In 1897 Byron Bliss brought about the opening of the north/south road leading out of Iowa Falls across the river. He platted the land on the south side of the river, and helped finance the building of the first Oak Street bridge in 1898. This was a major development in the growth of Iowa Falls in the coming decades. There was immediate talk of the Illinois Central building a modern depot at the intersection of Oak and the tracks, just south of the new bridge. This turned out to be just rumor, but it did plant the idea of a new depot, which finally was built as a Union Depot in 1902-03 east of Rock Run.

The first decade of the new century saw the city consulting with officials of the Illinois Central about an underground crossing at Oak Street, listening to a suggestion from a citizen that waste receptacles be placed in convenient places "to improve untidy appearance," and deciding to replace old wooden sidewalks with new "cement" ones.
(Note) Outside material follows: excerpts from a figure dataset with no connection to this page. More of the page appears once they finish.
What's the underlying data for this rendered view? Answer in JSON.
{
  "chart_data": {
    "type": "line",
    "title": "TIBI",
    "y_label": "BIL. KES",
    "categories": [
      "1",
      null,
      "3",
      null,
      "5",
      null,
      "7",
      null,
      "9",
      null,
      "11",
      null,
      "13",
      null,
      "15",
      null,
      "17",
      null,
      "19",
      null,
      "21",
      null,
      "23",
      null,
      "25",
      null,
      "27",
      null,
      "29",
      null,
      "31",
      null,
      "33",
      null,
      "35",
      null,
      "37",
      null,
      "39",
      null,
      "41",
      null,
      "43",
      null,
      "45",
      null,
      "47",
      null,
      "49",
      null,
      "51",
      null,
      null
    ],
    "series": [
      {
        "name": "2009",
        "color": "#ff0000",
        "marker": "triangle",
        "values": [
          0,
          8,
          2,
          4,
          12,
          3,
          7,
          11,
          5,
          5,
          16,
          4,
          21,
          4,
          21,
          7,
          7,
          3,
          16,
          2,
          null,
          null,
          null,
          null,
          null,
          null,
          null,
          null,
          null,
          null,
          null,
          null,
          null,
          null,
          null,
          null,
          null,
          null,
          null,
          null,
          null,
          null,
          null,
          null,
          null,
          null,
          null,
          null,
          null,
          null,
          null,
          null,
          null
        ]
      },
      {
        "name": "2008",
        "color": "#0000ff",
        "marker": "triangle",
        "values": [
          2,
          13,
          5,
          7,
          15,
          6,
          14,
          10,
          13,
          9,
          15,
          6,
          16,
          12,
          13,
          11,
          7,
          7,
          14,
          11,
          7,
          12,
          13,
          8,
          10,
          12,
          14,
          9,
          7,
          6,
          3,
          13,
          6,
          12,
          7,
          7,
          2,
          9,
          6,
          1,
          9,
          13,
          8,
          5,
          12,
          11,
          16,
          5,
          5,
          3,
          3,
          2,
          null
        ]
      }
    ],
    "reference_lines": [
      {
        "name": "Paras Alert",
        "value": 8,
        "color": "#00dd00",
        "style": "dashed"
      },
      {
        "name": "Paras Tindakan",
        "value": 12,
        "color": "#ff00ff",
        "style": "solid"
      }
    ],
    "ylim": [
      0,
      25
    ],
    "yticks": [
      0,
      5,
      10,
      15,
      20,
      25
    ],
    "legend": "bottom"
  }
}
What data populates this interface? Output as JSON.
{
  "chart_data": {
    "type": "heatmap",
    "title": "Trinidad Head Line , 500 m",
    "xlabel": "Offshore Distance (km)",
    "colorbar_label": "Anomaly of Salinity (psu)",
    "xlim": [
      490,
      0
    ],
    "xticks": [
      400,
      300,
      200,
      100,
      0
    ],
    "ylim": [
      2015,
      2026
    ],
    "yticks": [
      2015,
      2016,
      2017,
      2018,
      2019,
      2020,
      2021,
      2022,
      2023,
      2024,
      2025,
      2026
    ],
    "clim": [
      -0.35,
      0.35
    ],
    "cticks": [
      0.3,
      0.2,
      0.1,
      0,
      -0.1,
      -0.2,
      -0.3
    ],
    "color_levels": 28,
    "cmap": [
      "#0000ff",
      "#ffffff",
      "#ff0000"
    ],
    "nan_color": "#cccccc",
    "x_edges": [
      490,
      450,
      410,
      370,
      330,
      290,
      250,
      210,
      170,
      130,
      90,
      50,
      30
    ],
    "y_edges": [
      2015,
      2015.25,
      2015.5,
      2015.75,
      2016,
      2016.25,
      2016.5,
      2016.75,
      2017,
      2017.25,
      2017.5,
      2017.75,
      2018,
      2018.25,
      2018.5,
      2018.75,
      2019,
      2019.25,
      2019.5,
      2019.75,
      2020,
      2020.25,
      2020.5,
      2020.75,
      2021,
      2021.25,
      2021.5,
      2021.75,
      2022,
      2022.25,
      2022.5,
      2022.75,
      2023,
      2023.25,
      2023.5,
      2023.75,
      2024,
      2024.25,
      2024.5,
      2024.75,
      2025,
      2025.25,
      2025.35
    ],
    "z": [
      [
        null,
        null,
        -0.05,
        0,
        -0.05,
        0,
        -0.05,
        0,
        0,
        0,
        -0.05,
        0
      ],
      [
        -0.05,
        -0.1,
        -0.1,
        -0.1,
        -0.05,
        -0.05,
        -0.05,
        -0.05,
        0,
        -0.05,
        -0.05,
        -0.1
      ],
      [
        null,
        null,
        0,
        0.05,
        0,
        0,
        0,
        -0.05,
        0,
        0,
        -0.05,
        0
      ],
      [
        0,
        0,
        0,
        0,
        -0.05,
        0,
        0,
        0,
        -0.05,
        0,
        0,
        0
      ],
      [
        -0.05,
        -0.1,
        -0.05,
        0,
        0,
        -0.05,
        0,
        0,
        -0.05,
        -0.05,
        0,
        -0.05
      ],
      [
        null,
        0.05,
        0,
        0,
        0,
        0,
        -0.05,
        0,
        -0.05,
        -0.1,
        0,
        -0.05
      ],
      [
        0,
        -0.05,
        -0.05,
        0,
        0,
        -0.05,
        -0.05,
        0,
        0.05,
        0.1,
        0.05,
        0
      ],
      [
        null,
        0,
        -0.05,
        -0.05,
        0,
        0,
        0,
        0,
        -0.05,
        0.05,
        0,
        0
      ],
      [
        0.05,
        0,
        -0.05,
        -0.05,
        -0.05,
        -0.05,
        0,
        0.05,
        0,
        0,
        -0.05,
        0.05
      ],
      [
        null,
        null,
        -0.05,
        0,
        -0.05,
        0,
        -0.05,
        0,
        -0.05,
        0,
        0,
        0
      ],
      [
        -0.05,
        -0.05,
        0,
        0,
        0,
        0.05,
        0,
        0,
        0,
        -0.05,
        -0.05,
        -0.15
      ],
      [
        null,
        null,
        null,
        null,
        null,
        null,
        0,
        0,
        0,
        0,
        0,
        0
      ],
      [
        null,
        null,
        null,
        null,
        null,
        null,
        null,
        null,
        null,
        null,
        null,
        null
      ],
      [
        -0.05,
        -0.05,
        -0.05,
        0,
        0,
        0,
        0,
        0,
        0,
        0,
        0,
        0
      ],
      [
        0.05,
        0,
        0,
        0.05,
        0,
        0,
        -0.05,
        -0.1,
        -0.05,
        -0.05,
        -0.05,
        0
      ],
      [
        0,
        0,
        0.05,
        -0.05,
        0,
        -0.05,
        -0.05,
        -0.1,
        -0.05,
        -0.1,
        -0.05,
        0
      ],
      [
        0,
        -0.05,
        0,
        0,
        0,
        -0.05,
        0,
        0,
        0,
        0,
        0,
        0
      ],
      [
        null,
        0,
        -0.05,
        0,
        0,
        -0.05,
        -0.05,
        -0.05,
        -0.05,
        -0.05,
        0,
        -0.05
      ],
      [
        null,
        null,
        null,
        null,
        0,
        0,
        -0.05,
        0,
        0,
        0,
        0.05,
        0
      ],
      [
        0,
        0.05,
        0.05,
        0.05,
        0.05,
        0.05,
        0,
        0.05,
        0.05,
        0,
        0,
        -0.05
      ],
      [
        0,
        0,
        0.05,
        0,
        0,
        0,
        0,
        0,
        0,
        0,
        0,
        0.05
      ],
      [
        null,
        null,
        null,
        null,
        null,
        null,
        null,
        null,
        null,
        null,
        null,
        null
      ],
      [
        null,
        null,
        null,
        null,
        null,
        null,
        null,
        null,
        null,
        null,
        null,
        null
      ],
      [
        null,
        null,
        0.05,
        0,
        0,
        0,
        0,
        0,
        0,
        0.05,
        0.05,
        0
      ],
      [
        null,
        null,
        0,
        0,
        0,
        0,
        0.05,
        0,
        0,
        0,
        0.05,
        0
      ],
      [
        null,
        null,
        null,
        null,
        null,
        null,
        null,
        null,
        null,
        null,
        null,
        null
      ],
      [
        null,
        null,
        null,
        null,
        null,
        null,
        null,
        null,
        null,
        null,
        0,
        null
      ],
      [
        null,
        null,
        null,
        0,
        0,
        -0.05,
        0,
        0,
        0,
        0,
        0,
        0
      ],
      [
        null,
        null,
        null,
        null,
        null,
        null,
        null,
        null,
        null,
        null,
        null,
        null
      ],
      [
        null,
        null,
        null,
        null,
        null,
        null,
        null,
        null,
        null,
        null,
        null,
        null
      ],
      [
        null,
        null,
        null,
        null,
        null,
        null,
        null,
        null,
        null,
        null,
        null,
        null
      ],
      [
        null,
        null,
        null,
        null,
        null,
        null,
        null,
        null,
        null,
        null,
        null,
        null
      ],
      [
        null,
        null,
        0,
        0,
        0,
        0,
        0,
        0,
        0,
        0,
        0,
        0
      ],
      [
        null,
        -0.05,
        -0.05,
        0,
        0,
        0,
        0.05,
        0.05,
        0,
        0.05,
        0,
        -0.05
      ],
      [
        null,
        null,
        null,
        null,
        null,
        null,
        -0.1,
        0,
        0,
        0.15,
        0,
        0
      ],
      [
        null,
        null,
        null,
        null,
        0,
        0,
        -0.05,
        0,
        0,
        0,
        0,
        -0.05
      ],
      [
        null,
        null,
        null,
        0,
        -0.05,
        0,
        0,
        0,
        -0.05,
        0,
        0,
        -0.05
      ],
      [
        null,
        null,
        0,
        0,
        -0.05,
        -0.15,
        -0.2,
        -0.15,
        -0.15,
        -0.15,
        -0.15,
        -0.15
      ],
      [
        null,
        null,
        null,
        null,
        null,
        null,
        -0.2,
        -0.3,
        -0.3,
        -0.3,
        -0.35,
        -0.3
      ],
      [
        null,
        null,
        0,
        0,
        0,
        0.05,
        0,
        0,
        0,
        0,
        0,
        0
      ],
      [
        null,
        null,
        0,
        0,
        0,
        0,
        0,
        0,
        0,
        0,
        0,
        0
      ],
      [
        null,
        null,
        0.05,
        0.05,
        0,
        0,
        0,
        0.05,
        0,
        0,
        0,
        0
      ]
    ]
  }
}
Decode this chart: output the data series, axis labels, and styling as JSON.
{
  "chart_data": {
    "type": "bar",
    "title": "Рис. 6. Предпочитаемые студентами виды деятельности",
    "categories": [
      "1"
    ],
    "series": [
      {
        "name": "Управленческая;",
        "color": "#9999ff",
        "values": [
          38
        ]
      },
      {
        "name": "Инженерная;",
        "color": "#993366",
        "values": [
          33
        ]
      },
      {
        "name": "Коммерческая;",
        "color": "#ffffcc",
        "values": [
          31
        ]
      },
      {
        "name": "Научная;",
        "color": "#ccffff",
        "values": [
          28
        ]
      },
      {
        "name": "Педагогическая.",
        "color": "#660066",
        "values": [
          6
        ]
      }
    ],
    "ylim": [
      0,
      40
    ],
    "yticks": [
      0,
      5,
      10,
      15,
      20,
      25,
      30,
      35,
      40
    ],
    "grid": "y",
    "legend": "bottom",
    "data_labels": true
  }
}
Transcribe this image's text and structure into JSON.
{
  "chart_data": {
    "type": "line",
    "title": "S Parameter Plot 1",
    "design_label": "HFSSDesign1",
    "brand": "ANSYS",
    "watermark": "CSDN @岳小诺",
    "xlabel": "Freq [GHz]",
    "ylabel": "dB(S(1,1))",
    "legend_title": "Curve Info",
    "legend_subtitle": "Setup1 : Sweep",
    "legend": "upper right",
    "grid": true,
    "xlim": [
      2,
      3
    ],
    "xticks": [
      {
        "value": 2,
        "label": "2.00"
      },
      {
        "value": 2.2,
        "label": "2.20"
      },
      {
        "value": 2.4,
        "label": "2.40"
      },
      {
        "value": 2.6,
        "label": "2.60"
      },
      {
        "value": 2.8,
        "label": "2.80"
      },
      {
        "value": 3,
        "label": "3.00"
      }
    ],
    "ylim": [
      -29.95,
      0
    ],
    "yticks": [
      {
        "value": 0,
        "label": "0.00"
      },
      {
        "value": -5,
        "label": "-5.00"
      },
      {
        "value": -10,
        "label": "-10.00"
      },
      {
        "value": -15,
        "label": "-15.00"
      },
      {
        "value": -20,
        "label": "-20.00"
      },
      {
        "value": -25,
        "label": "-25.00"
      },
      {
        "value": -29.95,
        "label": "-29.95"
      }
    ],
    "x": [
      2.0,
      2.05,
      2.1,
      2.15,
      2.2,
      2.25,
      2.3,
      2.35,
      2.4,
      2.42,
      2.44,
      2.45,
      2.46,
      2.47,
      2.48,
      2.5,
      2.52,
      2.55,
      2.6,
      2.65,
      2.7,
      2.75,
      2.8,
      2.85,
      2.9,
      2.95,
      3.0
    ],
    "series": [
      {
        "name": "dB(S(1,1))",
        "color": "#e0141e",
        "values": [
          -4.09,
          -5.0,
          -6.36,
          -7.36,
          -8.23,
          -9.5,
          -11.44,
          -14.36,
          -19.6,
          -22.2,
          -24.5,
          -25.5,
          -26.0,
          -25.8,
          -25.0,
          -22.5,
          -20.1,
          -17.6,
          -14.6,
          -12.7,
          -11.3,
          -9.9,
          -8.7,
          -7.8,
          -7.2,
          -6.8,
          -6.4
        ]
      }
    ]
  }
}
The fire department asked the city to connect the Central Iowa Telephone office with the light plant to facilitate prompt fire alarms. (18) A new city hall was planned for part of the old Stevens Hotel property, and the population had reached 3680.

The two rival newspapers each decided to build a new building in 1904. The Hardin County Citizen built a two story artificial stone (concrete block) building on the east side of Stevens, just south of the park. The Sentinel had a two story brick, complete with rounded corner oriel window, built at the corner of Main and Washington.

Through the years the newspapers had always noted the construction of new residences as well as commercial blocks, but in 1904 there were many notes concerning the construction of the L. e. Jones residence which was designed by the Des Moines architectural firm of Smith and Gage. Originally estimated at $15,000, by the time it was completed the cost had risen to $30,000. One of the art glass windows alone was said to cost $500. The Jones residence is now the Masonic Temple and remains one of Iowa Falls' finest residences.

Railroad construction continued. A new brick Union Depot (NRHP) was constructed in 1902-03 on East Rocksylvania, replacing the old wood frame Illinois Central depot from 1866. The newest road, the Short Line constructed a "new electric interlocking tower" where their road crossed the rock Island and Illinois Central tracks on the east side. Known as the Mills Tower, this complex is now listed on the NRHP. In 1909 the Short Line built a new high bridge across the Iowa River. The era of major railroad construction had ended.